In pratica, penso che l'urgenza di incoronare una singola variabile come la più importante probabilmente non sia molto utile. Mi ricorda un esempio che il fisiologo della Mayo Clinic Michael Joyner cita a volte: la finale dei 5.000 metri maschili alle Olimpiadi di Tokyo del 1964. La gara è stata vinta da Bob Schul, che si è allenato praticamente esclusivamente con allenamenti a intervalli due volte al giorno. Il secondo classificato è stato Harald Norpoth, che ha fatto affidamento su oltre 100 miglia a settimana di distanza lunga e lenta. Il bronzo è andato a Bill Dellinger, che in seguito ha allenato all'Università dell'Oregon e ha fatto un mix di intervalli e corse più lunghe e più lente. Un secondo esatto separava i tre uomini. Come bonus, anche in gara c'era Ron Clarke, che ha fatto per lo più corse a ritmo medio che ora chiameremmo allenamento di soglia.

Una lezione da trarre da quella gara è che ci sono molte strade che portano allo stesso podio. I gruppi di Gibala e Bishop concordano sul fatto che l'intensità e il volume sono entrambi efficaci nell'innescare gli adattamenti mitocondriali e nel migliorare la resistenza. Quale consideri più importante probabilmente dipende dai tuoi obiettivi (vincere gare, migliorare la salute) e dalle preferenze personali. Alcune persone amano le corse, le giostre o le escursioni lunghe e rilassate; altri amano l'adrenalina di spingere forte, o semplicemente vogliono farla finita. Nella fascia alta, se spingi l'intensità o il volume a livelli estremi sufficienti, suggerisce Joyner, puoi probabilmente massimizzare più o meno gli adattamenti fisiologici che sei in grado di ottenere con entrambi gli approcci.

Per me è significativo che l'atleta di quella gara del 1964 il cui allenamento somiglia di più a quello che gli atleti moderni hanno scelto di fare sia Dellinger, che ha fatto un po' di tutto.

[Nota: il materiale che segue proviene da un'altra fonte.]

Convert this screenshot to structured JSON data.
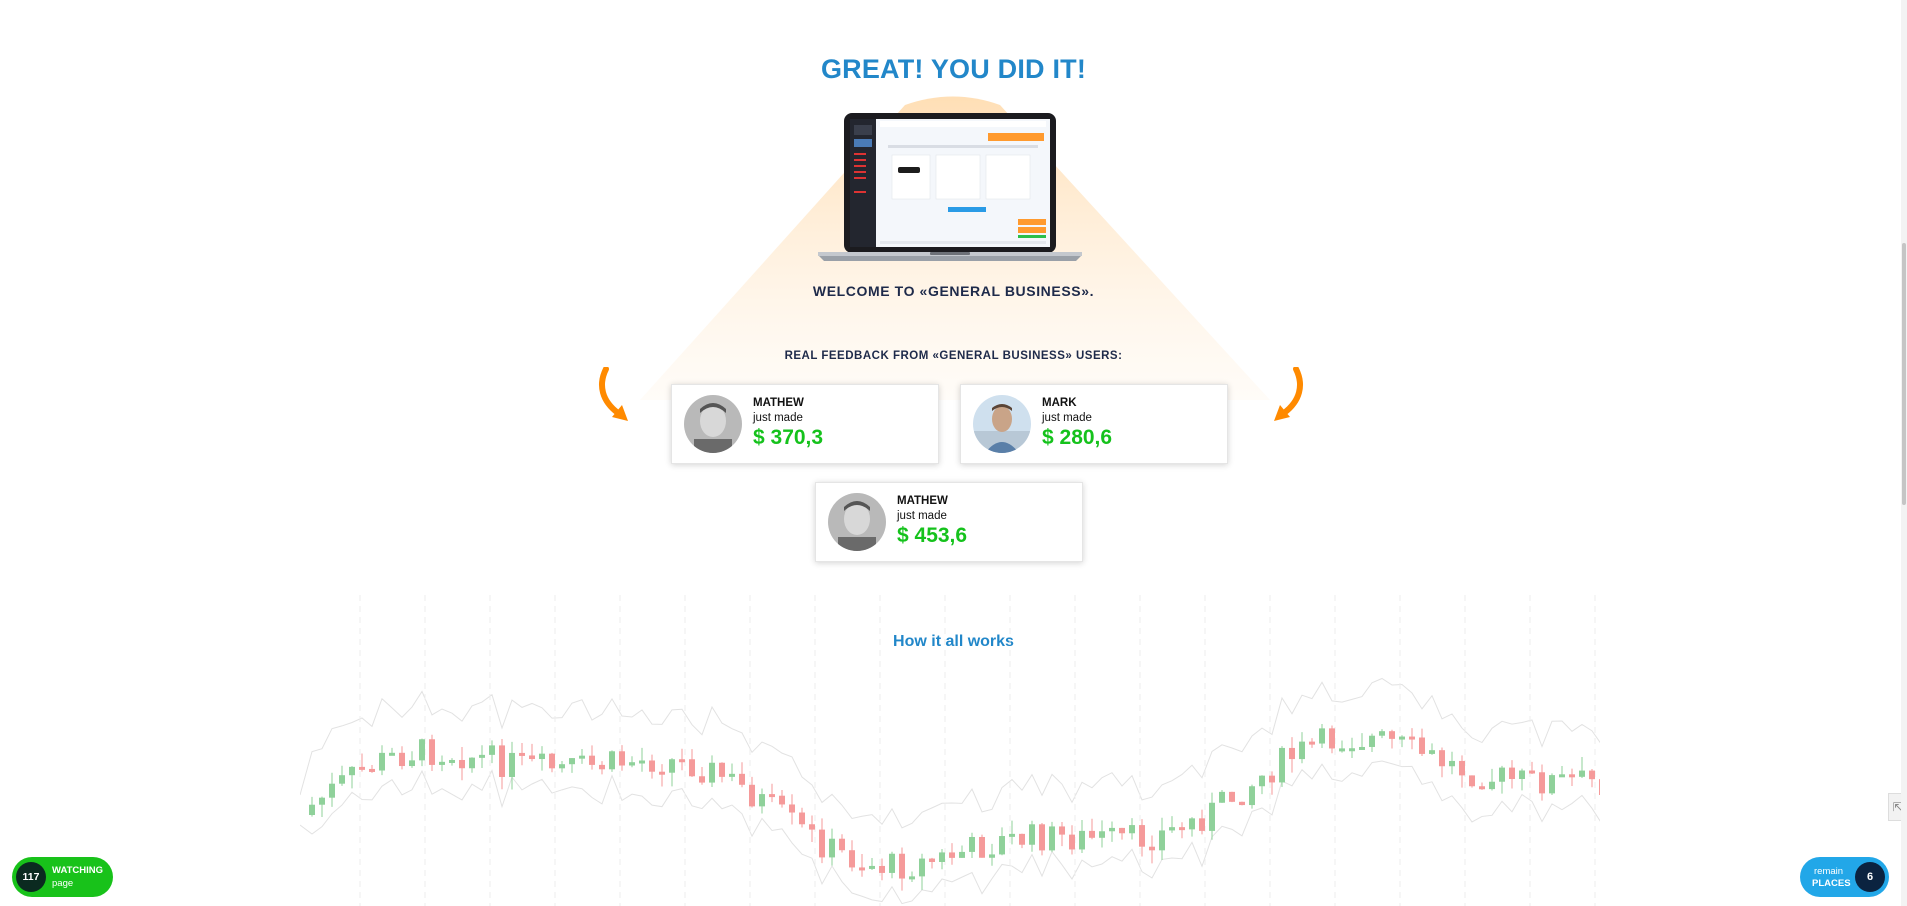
{
  "hero": {
    "title": "GREAT! YOU DID IT!",
    "welcome": "WELCOME TO «GENERAL BUSINESS»."
  },
  "feedback": {
    "title": "REAL FEEDBACK FROM «GENERAL BUSINESS» USERS:",
    "cards": [
      {
        "name": "MATHEW",
        "made_label": "just made",
        "amount": "$ 370,3"
      },
      {
        "name": "MARK",
        "made_label": "just made",
        "amount": "$ 280,6"
      },
      {
        "name": "MATHEW",
        "made_label": "just made",
        "amount": "$ 453,6"
      }
    ]
  },
  "how_it_works": {
    "title": "How it all works"
  },
  "widgets": {
    "watching": {
      "count": "117",
      "line1": "WATCHING",
      "line2": "page"
    },
    "places": {
      "line1": "remain",
      "line2": "PLACES",
      "count": "6"
    }
  },
  "colors": {
    "accent_blue": "#2287c9",
    "amount_green": "#15c21c",
    "arrow_orange": "#ff8a00",
    "candle_up": "#8fd19a",
    "candle_down": "#f59a9a"
  },
  "icons": {
    "left_arrow": "curved-arrow-down-right-icon",
    "right_arrow": "curved-arrow-down-left-icon",
    "side_tab": "collapse-icon"
  }
}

Come illustra il dibattito Gibala-Vescovo, ci sono argomenti fisiologici a sostegno sia del volume che dell'intensità. Ma fare la stessa cosa più e più volte alla fine produrrà rendimenti decrescenti o ti farà impazzire. Se guardi oltre gli studi che durano solo poche settimane o mesi e chiedi quale variabile di allenamento è la più importante per sostenere un impegno permanente per il fitness, allora voterei per "tutto quanto sopra".